Nove meses depois: A reconstrução
da igreja e da comunidade do Morro da Conceição
Ane Almeida
Há nove meses, um estrondo
sacudiu as paredes da minha casa e o chão e a vida do nosso Morro. Eu estava no
quarto quando ouvi aquele barulho que fez tremer toda a comunidade.
Ao abrir a porta, vi vizinhos,
amigos e familiares correndo. O teto da igreja havia desabado. Que desespero! Imediatamente,
mobilizamos-nos. Gritávamos, ligávamos para os bombeiros, para a polícia. Era
uma mistura de sentimentos: medo, angústia, coragem, mas o Morro se juntava! Gente correndo, chorando,
tentando ajudar — porque aqui, no Morro, somos todos de todos. Ana é de José,
Paulo é de Maria, e todos pertencem a essa grande família chamada comunidade, à
qual tenho o maior orgulho do mundo de pertencer. Sou Ane, filha do MORRO.
O sofrimento era por todos, independentemente
de ter parentes de sangue ou não envolvido no ocorrido. Enquanto uns gritavam
tentando localizar os soterrados, outros corriam atrás de gaze e soro. Alguns
arriscavam a vida em meio aos escombros para resgatar os feridos. Outros
cuidavam dos machucados até que o SAMU, a polícia e os bombeiros chegassem.
Quando eles chegaram, já havíamos retirado todos os feridos, que estavam aos
pés da santa ou na lateral da igreja, sendo atendidos por moradores, pelo
pessoal do posto de saúde e por amigos que chegavam para ajudar.
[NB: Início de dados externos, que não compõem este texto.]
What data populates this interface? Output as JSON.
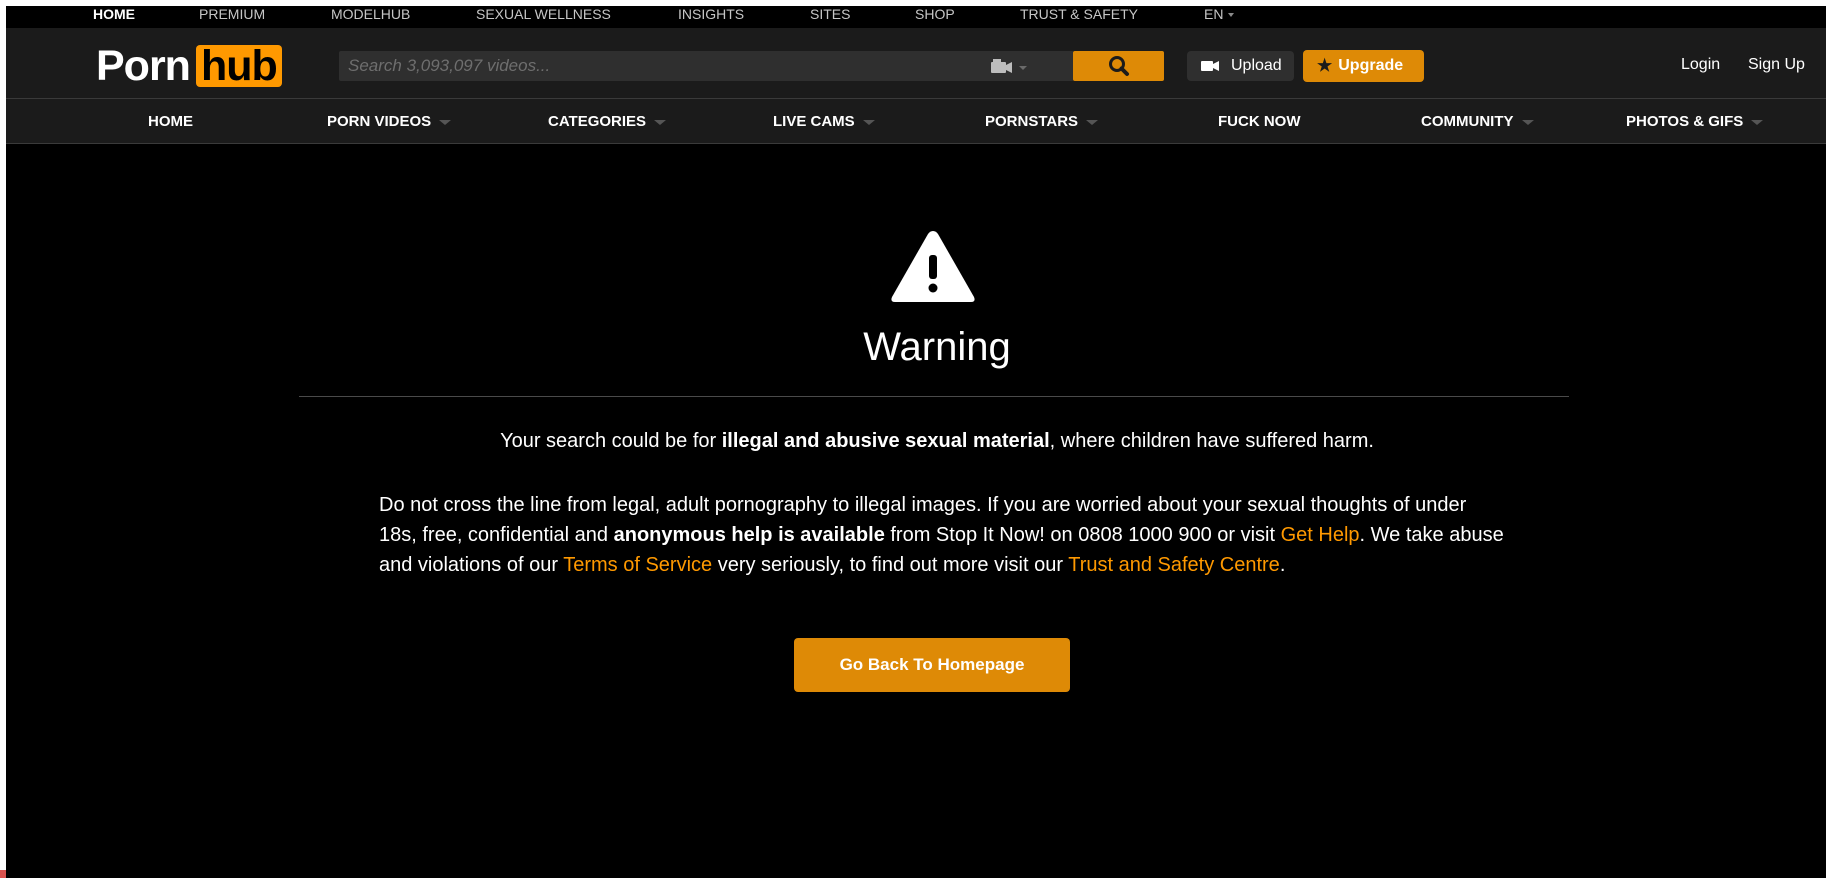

Eu, que tinha
“medo de sangue”, perdi o medo na hora! Só queria ajudar, minimizar a dor das
pessoas que estavam ali, sofrendo de dor, de desespero, pedia a Nossa Senhora
que nos ajudasse. Era correndo de um lado para o outro, mas rezando em silêncio
e em meio aos abraços de quem chegava.
Como sempre fizemos em momentos
difíceis, abrimos nossa garagem para acolher quem chegava em busca de notícias
ou abrigo. Gente ligando, gente chegando, gente do Morro se apoiando. Eram
muitos feridos e milhares com o coração em pedaços, solidários à dor das
vítimas e à perda do templo que ruiu.
Nos revezávamos entre cuidar dos
feridos e consolar os parentes em desespero. Mainha ficou sentadinha na frente
de casa, acalmando quem passava. “Professora, minha mãe morreu”, dizia, em
prantos, o filho de uma das vítimas, abraçado a ela. Uma cena que marcou. Após
o abraço, ele foi tentar entender e resolver as questões do velório.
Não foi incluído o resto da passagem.